Surviving a Pandemic
“Covid has been my worst nightmare. Since I suffer from chronic respiratory disease, I have no choice but to remain at home, living life in isolation with my two dogs since last March. I could die from Covid.” Christy has made it through the year with the help of her parents who have also quarantined and stayed safe so they could spend time with her. Being quarantined alone has taken a toll on her mental health, but she believes it’s been worth it because she and her parents have not gotten Covid. She has survived the year by reading books, watching tons of movies and tv, learning how to sew, and engaging her friends and community through social media, Facetime and Zoom.
Before Covid, Christy had begun the steps towards getting a lung transplant. She went through the system evaluation in January 2020, but the process came to a halt once the lockdowns began. Thankfully, the evaluation process resumed last summer, but she is not currently listed. She is now on oxygen 24/7 and hopes to begin rehab soon to strengthen her lungs before a possible transplant. “I now have hope because this process is starting again, and I have been vaccinated. It will be strange getting back out into the world, but I plan to be semi-quarantined until the end of the summer. I was very social pre-Covid, going to concerts, art events and fundraisers, and I am going to have to ease myself back in to living life.”

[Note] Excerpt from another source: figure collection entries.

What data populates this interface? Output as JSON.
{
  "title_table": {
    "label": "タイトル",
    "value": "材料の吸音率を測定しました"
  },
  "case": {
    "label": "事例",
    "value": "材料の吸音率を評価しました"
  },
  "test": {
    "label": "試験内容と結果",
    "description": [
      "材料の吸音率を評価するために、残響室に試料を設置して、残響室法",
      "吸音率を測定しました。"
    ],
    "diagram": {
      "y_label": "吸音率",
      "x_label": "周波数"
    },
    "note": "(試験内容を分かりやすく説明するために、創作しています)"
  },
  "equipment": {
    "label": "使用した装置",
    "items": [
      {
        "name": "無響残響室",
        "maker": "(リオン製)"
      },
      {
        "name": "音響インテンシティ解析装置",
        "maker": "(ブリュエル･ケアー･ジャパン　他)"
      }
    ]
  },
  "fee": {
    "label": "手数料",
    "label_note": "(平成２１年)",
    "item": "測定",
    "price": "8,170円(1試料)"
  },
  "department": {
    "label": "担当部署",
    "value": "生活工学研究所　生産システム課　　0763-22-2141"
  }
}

Christy’s heart and home will forever be in West Homewood. This community has helped her through the hardest times in her life. She has witnessed the evolution of this community over the years, and to her, the future of West Homewood looks bright. Her hope is that we will continue to make progress and embrace diversity. And if she could have it her way, that future would include a neighborhood bookstore in the heart of it all.